By Anthony Boadle
BRASILIA (Reuters) – Pilloried for his failed stint as Brazil’s health minister and caught in the crosshairs of a Senate probe on the pandemic, General Eduardo Pazuello sought refuge last week before a friendly audience at a political rally in Rio de Janeiro.
With President Jair Bolsonaro’s arm draped over his shoulder, the active-duty general and former minister grabbed a microphone — and quickly turned his personal crisis into an institutional one.
By violating a ban on politicking by military officers, Pazuello has invited possible punishment from the armed forces or embarrassment for their commanders, say former generals and military scholars.
In Brazil, officers may take on civil government roles as a secondment, but they are forbidden from engaging in political activity or openly stating their party membership or political views.
In the 10 days since Pazuello drew cheers at that rally alongside the president, the army has remained silent.
On Tuesday, Bolsonaro named Pazuello “secretary of strategic studies,” a senior role in the presidential palace, months after replacing him as health minister during a deadly COVID-19 surge.
For military brass concerned that the armed forces are too entangled with an unpopular government and its shaky handling of the pandemic, Pazuello’s case is a canary in the coal mine. The president’s embrace of the brazenly political general suggests that for some officers allegiance to Bolsonaro is starting to trump military protocol.
“The vast majority of senior active-duty officers think this is undue interference by the president and it will undermine army discipline and hierarchy,” said retired General Paulo Chagas.
“Some soldiers share in a personality cult and think every word Bolsonaro utters is a divine order, but there are not many,” said Chagas, who campaigned on behalf of the president in 2018, in an interview at the army officer’s club in Brasilia.
Even Vice President Hamilton Mourao, a retired four-star general, has called for Pazuello to be disciplined and moved from active duty into the army reserves “to avoid anarchy taking over the armed forces.”
Requests for comment for this story were not immediately answered by the army, the Defense Ministry or the president’s office.
MINISTER, DEFENSE CHIEFS SACKED
The fresh tension between military officials and Bolsonaro, who quit the army as captain in 1988 to launch his political career, comes just two months after he unceremoniously sacked the defense minister and three chiefs of the armed forces.
At the time, people familiar with the matter told Reuters that Bolsonaro’s pressure on top military officials for public displays of their political support had soured relations and triggered the dramatic shakeup.
Bolsonaro has also stacked his government with current and former army officers, including nearly a third of his cabinet and thousands of other well-paid positions, further blurring the lines between the government and military.
It is a distinction the far-right president seems eager to erase.

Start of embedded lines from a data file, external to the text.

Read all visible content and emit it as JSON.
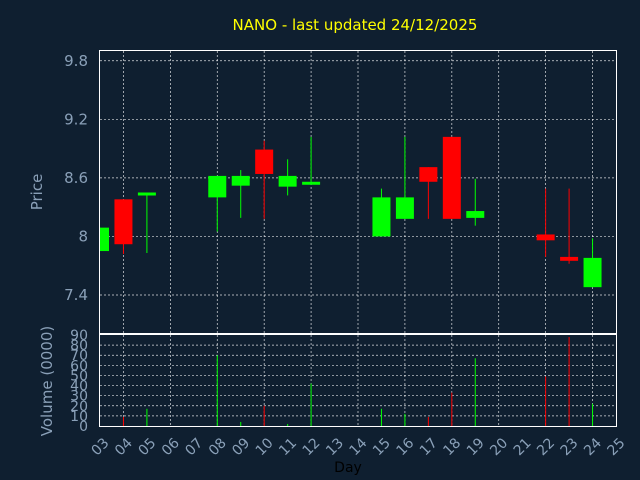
{
  "chart_data": [
    {
      "type": "candlestick",
      "title": "NANO - last updated 24/12/2025",
      "ylabel": "Price",
      "ylim": [
        7.0,
        9.9
      ],
      "yticks": [
        "7.4",
        "8",
        "8.6",
        "9.2",
        "9.8"
      ],
      "ytick_values": [
        7.4,
        8.0,
        8.6,
        9.2,
        9.8
      ],
      "grid": true,
      "up_color": "#00ff00",
      "down_color": "#ff0000",
      "candles": [
        {
          "day": 3,
          "open": 7.85,
          "close": 8.09,
          "high": 8.09,
          "low": 7.85
        },
        {
          "day": 4,
          "open": 8.38,
          "close": 7.92,
          "high": 8.38,
          "low": 7.82
        },
        {
          "day": 5,
          "open": 8.42,
          "close": 8.45,
          "high": 8.45,
          "low": 7.83
        },
        {
          "day": 8,
          "open": 8.4,
          "close": 8.62,
          "high": 8.62,
          "low": 8.05
        },
        {
          "day": 9,
          "open": 8.52,
          "close": 8.62,
          "high": 8.68,
          "low": 8.19
        },
        {
          "day": 10,
          "open": 8.89,
          "close": 8.64,
          "high": 8.98,
          "low": 8.18
        },
        {
          "day": 11,
          "open": 8.51,
          "close": 8.62,
          "high": 8.79,
          "low": 8.42
        },
        {
          "day": 12,
          "open": 8.54,
          "close": 8.56,
          "high": 9.02,
          "low": 8.54
        },
        {
          "day": 15,
          "open": 8.0,
          "close": 8.4,
          "high": 8.49,
          "low": 8.0
        },
        {
          "day": 16,
          "open": 8.18,
          "close": 8.4,
          "high": 9.02,
          "low": 8.18
        },
        {
          "day": 17,
          "open": 8.71,
          "close": 8.56,
          "high": 8.71,
          "low": 8.18
        },
        {
          "day": 18,
          "open": 9.02,
          "close": 8.18,
          "high": 9.02,
          "low": 8.18
        },
        {
          "day": 19,
          "open": 8.19,
          "close": 8.26,
          "high": 8.59,
          "low": 8.11
        },
        {
          "day": 22,
          "open": 8.02,
          "close": 7.96,
          "high": 8.49,
          "low": 7.79
        },
        {
          "day": 23,
          "open": 7.79,
          "close": 7.75,
          "high": 8.49,
          "low": 7.72
        },
        {
          "day": 24,
          "open": 7.48,
          "close": 7.78,
          "high": 7.98,
          "low": 7.48
        }
      ]
    },
    {
      "type": "bar",
      "ylabel": "Volume (0000)",
      "ylim": [
        0,
        90
      ],
      "yticks": [
        "0",
        "10",
        "20",
        "30",
        "40",
        "50",
        "60",
        "70",
        "80",
        "90"
      ],
      "ytick_values": [
        0,
        10,
        20,
        30,
        40,
        50,
        60,
        70,
        80,
        90
      ],
      "xlabel": "Day",
      "xlim": [
        3,
        25
      ],
      "xticks": [
        "03",
        "04",
        "05",
        "06",
        "07",
        "08",
        "09",
        "10",
        "11",
        "12",
        "13",
        "14",
        "15",
        "16",
        "17",
        "18",
        "19",
        "20",
        "21",
        "22",
        "23",
        "24",
        "25"
      ],
      "grid": true,
      "volumes": [
        {
          "day": 4,
          "value": 9,
          "color": "#ff0000"
        },
        {
          "day": 5,
          "value": 17,
          "color": "#00ff00"
        },
        {
          "day": 8,
          "value": 70,
          "color": "#00ff00"
        },
        {
          "day": 9,
          "value": 4,
          "color": "#00ff00"
        },
        {
          "day": 10,
          "value": 20,
          "color": "#ff0000"
        },
        {
          "day": 11,
          "value": 2,
          "color": "#00ff00"
        },
        {
          "day": 12,
          "value": 42,
          "color": "#00ff00"
        },
        {
          "day": 15,
          "value": 17,
          "color": "#00ff00"
        },
        {
          "day": 16,
          "value": 12,
          "color": "#00ff00"
        },
        {
          "day": 17,
          "value": 9,
          "color": "#ff0000"
        },
        {
          "day": 18,
          "value": 33,
          "color": "#ff0000"
        },
        {
          "day": 19,
          "value": 67,
          "color": "#00ff00"
        },
        {
          "day": 22,
          "value": 49,
          "color": "#ff0000"
        },
        {
          "day": 23,
          "value": 88,
          "color": "#ff0000"
        },
        {
          "day": 24,
          "value": 22,
          "color": "#00ff00"
        }
      ]
    }
  ]
}
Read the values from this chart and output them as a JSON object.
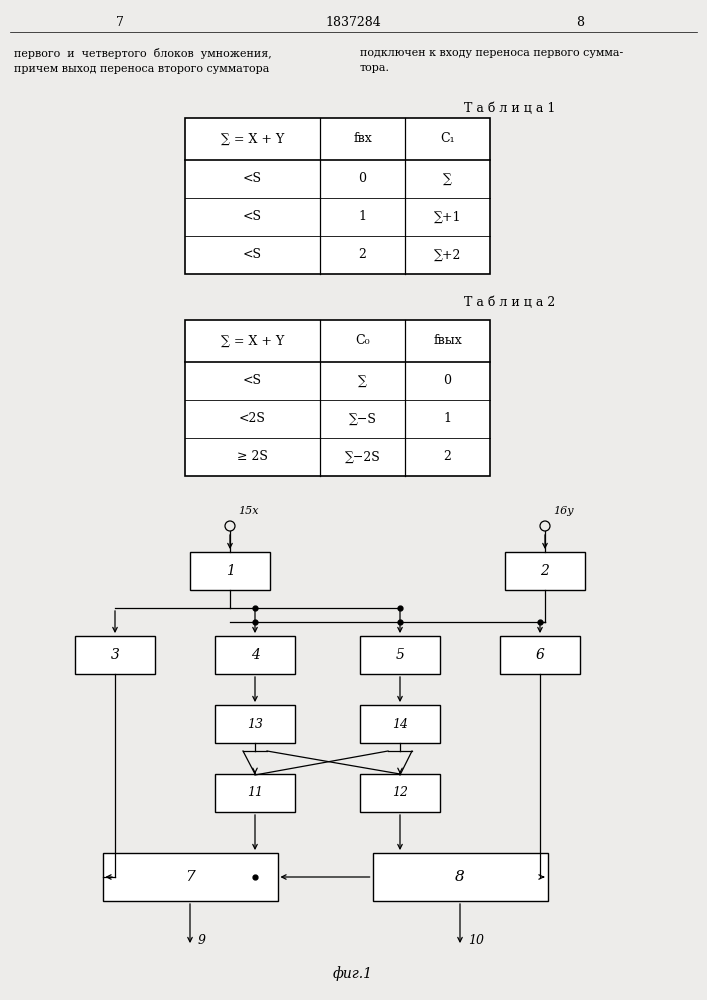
{
  "page_number_left": "7",
  "page_number_center": "1837284",
  "page_number_right": "8",
  "text_left": "первого  и  четвертого  блоков  умножения,\nпричем выход переноса второго сумматора",
  "text_right": "подключен к входу переноса первого сумма-\nтора.",
  "table1_title": "Т а б л и ц а 1",
  "table1_headers": [
    "∑ = X + Y",
    "fвх",
    "C₁"
  ],
  "table1_rows": [
    [
      "<S",
      "0",
      "∑"
    ],
    [
      "<S",
      "1",
      "∑+1"
    ],
    [
      "<S",
      "2",
      "∑+2"
    ]
  ],
  "table2_title": "Т а б л и ц а 2",
  "table2_headers": [
    "∑ = X + Y",
    "C₀",
    "fвых"
  ],
  "table2_rows": [
    [
      "<S",
      "∑",
      "0"
    ],
    [
      "<2S",
      "∑−S",
      "1"
    ],
    [
      "≥ 2S",
      "∑−2S",
      "2"
    ]
  ],
  "fig_caption": "фиг.1",
  "bg_color": "#edecea"
}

After campaigning on nostalgia for Brazil’s 1964-1985 military dictatorship, Bolsonaro has often referred to the armed forces as “my army” and suggested he could deploy them to defy state government lockdowns aimed at slowing the pandemic.
Brazil has lost more than 465,000 lives to COVID-19, with public health experts blaming Bolsonaro’s attacks on social distancing, disdain for mask wearing and early skepticism about vaccines for the highest death toll outside the United States.
After Bolsonaro fired two health ministers for refusing to endorse unproven COVID-19 treatments, he found a more compliant minister in Pazuello, who had no background in public health.
However, the general missed chances to guarantee an early supply of vaccines and was caught off-guard by a deadly second wave of infections this year. Deaths from the coronavirus rose from 15,000 to nearly 300,000 on Pazuello’s watch, and he has faced harsh questions from a Senate committee investigating how the government has handled the pandemic.
With the armed forces eager to separate themselves from that tarnished record, commanders should soon shift Pazuello into the reserves, said Paulo Kramer, a University of Brasilia politics professor who regularly meets with senior army officers.
Ever since a 21-year military dictatorship ended in 1985, the armed forces have been careful to stay out of politics and set rules that no soldier could be involved, Kramer said.
However, it will be harder to extricate the legion of other officers in government, who are growing accustomed to the pay and other perks of civil service.
Having crossed so many lines already, Brazil’s generals are finding it difficult to get the genie back in the bottle.
“We all think the armed forces should not get mixed up with politics,” said General Roberto Paternelli, who was elected to Congress in 2018 after retiring from the army helicopter corps and joining Bolsonaro’s party.
“When politics enters the barracks through one gate, discipline leaves through the other,” said General Chagas.